Let's calculate the values of \( f(x) = 4x + 3 \) and \( g(x) = 4x^2 \) for the given values of \( x \):
Table of Values:
| x | f(x) = 4x + 3 | g(x) = 4x^2 | |-----|------------------|----------------| | 0 | \( 4(0) + 3 = 3 \) | \( 4(0)^2 = 0 \) | | 1 | \( 4(1) + 3 = 7 \) | \( 4(1)^2 = 4 \) | | 2 | \( 4(2) + 3 = 11 \) | \( 4(2)^2 = 16 \) | | 3 | \( 4(3) + 3 = 15 \) | \( 4(3)^2 = 36 \) |
Completed Table:
| x | f(x) | g(x) | |-----|-------|-------| | 0 | 3 | 0 | | 1 | 7 | 4 | | 2 | 11 | 16 | | 3 | 15 | 36 |
Analysis of Growth:
Both functions \( f(x) = 4x + 3 \) (a linear function) and \( g(x) = 4x^2 \) (a quadratic function) do grow as \( x \) increases. However, a linear function grows at a constant rate, while a quadratic function grows at an increasing rate.

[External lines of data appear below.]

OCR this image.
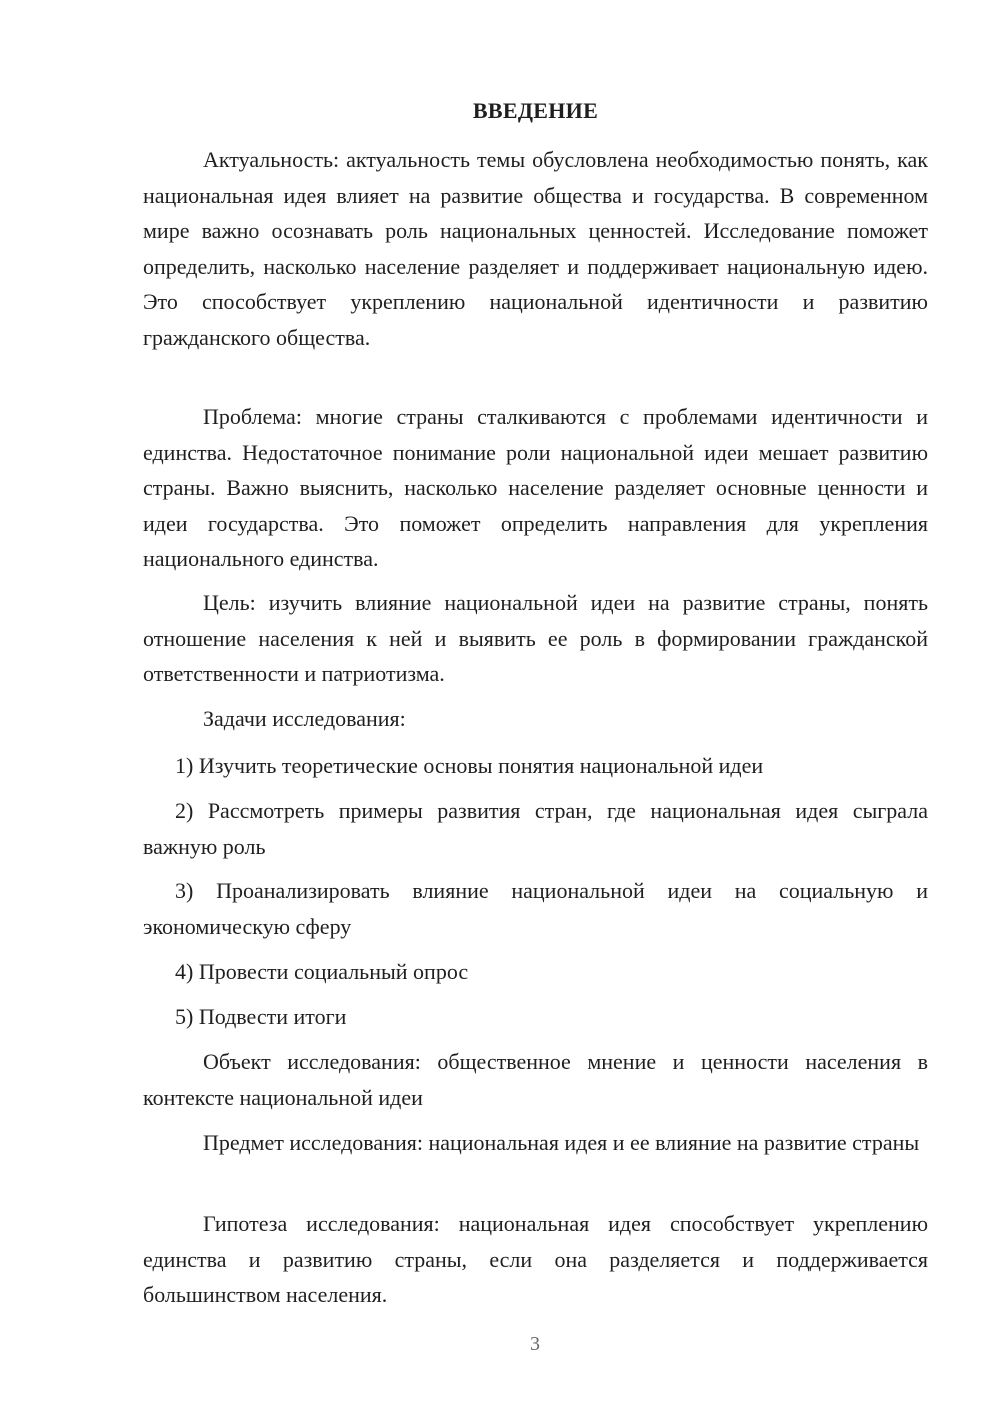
ВВЕДЕНИЕ

Актуальность: актуальность темы обусловлена необходимостью понять, как национальная идея влияет на развитие общества и государства. В современном мире важно осознавать роль национальных ценностей. Исследование поможет определить, насколько население разделяет и поддерживает национальную идею. Это способствует укреплению национальной идентичности и развитию гражданского общества.

Проблема: многие страны сталкиваются с проблемами идентичности и единства. Недостаточное понимание роли национальной идеи мешает развитию страны. Важно выяснить, насколько население разделяет основные ценности и идеи государства. Это поможет определить направления для укрепления национального единства.

Цель: изучить влияние национальной идеи на развитие страны, понять отношение населения к ней и выявить ее роль в формировании гражданской ответственности и патриотизма.

Задачи исследования:

1) Изучить теоретические основы понятия национальной идеи

2) Рассмотреть примеры развития стран, где национальная идея сыграла важную роль

3) Проанализировать влияние национальной идеи на социальную и экономическую сферу

4) Провести социальный опрос

5) Подвести итоги

Объект исследования: общественное мнение и ценности населения в контексте национальной идеи

Предмет исследования: национальная идея и ее влияние на развитие страны

Гипотеза исследования: национальная идея способствует укреплению единства и развитию страны, если она разделяется и поддерживается большинством населения.

3
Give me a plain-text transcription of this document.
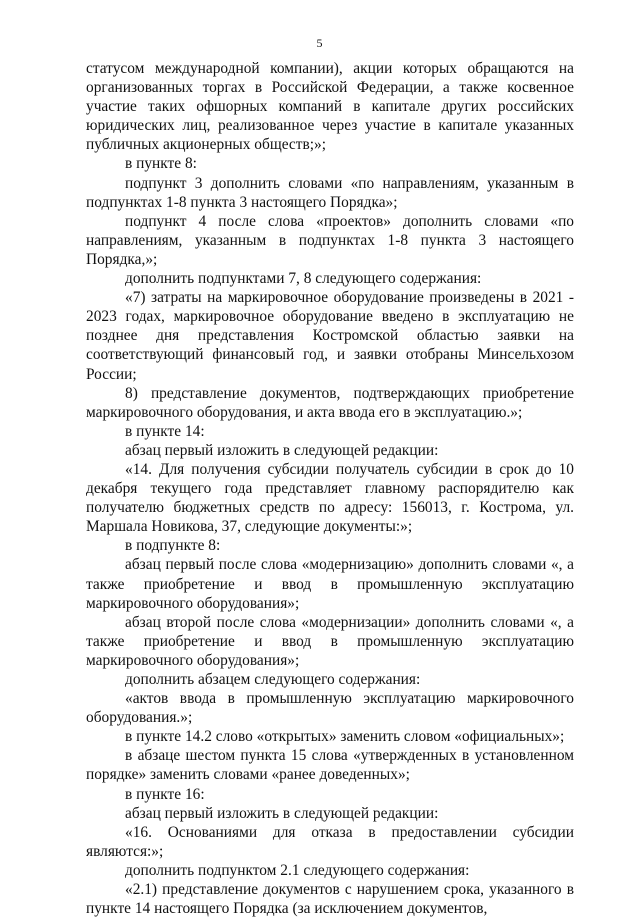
5

статусом международной компании), акции которых обращаются на организованных торгах в Российской Федерации, а также косвенное участие таких офшорных компаний в капитале других российских юридических лиц, реализованное через участие в капитале указанных публичных акционерных обществ;»;

в пункте 8:

подпункт 3 дополнить словами «по направлениям, указанным в подпунктах 1-8 пункта 3 настоящего Порядка»;

подпункт 4 после слова «проектов» дополнить словами «по направлениям, указанным в подпунктах 1-8 пункта 3 настоящего Порядка,»;

дополнить подпунктами 7, 8 следующего содержания:

«7) затраты на маркировочное оборудование произведены в 2021 - 2023 годах, маркировочное оборудование введено в эксплуатацию не позднее дня представления Костромской областью заявки на соответствующий финансовый год, и заявки отобраны Минсельхозом России;

8) представление документов, подтверждающих приобретение маркировочного оборудования, и акта ввода его в эксплуатацию.»;

в пункте 14:

абзац первый изложить в следующей редакции:

«14. Для получения субсидии получатель субсидии в срок до 10 декабря текущего года представляет главному распорядителю как получателю бюджетных средств по адресу: 156013, г. Кострома, ул. Маршала Новикова, 37, следующие документы:»;

в подпункте 8:

абзац первый после слова «модернизацию» дополнить словами «, а также приобретение и ввод в промышленную эксплуатацию маркировочного оборудования»;

абзац второй после слова «модернизации» дополнить словами «, а также приобретение и ввод в промышленную эксплуатацию маркировочного оборудования»;

дополнить абзацем следующего содержания:

«актов ввода в промышленную эксплуатацию маркировочного оборудования.»;

в пункте 14.2 слово «открытых» заменить словом «официальных»;

в абзаце шестом пункта 15 слова «утвержденных в установленном порядке» заменить словами «ранее доведенных»;

в пункте 16:

абзац первый изложить в следующей редакции:

«16. Основаниями для отказа в предоставлении субсидии являются:»;

дополнить подпунктом 2.1 следующего содержания:

«2.1) представление документов с нарушением срока, указанного в пункте 14 настоящего Порядка (за исключением документов,
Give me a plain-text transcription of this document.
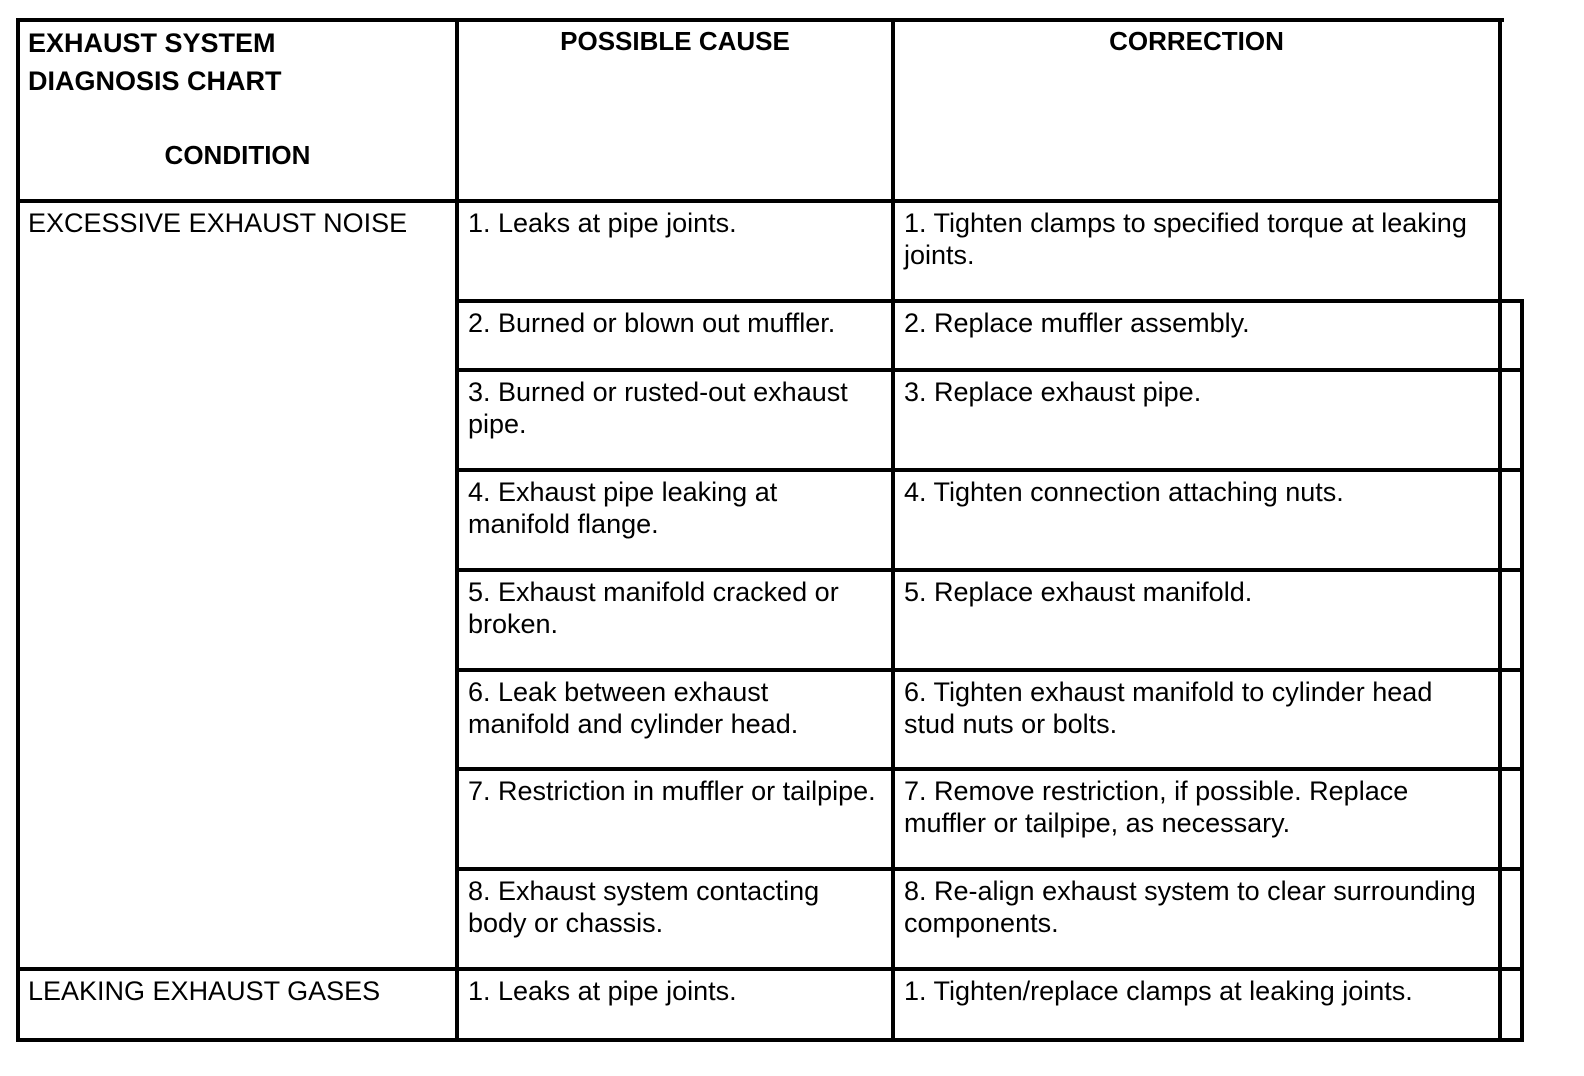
EXHAUST SYSTEM
DIAGNOSIS CHART
CONDITION
POSSIBLE CAUSE	CORRECTION
EXCESSIVE EXHAUST NOISE
LEAKING EXHAUST GASES
1. Leaks at pipe joints.
2. Burned or blown out muffler.
3. Burned or rusted-out exhaust pipe.
4. Exhaust pipe leaking at manifold flange.
5. Exhaust manifold cracked or broken.
6. Leak between exhaust manifold and cylinder head.
7. Restriction in muffler or tailpipe.
8. Exhaust system contacting body or chassis.
1. Leaks at pipe joints.
1. Tighten clamps to specified torque at leaking joints.
2. Replace muffler assembly.
3. Replace exhaust pipe.
4. Tighten connection attaching nuts.
5. Replace exhaust manifold.
6. Tighten exhaust manifold to cylinder head stud nuts or bolts.
7. Remove restriction, if possible. Replace muffler or tailpipe, as necessary.
8. Re-align exhaust system to clear surrounding components.
1. Tighten/replace clamps at leaking joints.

As \( x \) gets larger, \( g(x) = 4x^2 \) will eventually exceed \( f(x) = 4x + 3 \). Specifically, quadratic functions will always surpass linear functions as \( x \) approaches infinity.
In this case:
- At \( x = 0 \), \( f(0) = 3 \) and \( g(0) = 0 \)
- At \( x = 1 \), \( f(1) = 7 \) and \( g(1) = 4 \)
- At \( x = 2 \), \( f(2) = 11 \) and \( g(2) = 16 \) (here \( g(x) \) exceeds \( f(x) \))
- By \( x = 3 \), \( g(3) = 36 \), which is much greater than \( f(3) = 15 \)
Thus, the function \( g(x) \) eventually exceeds \( f(x) \).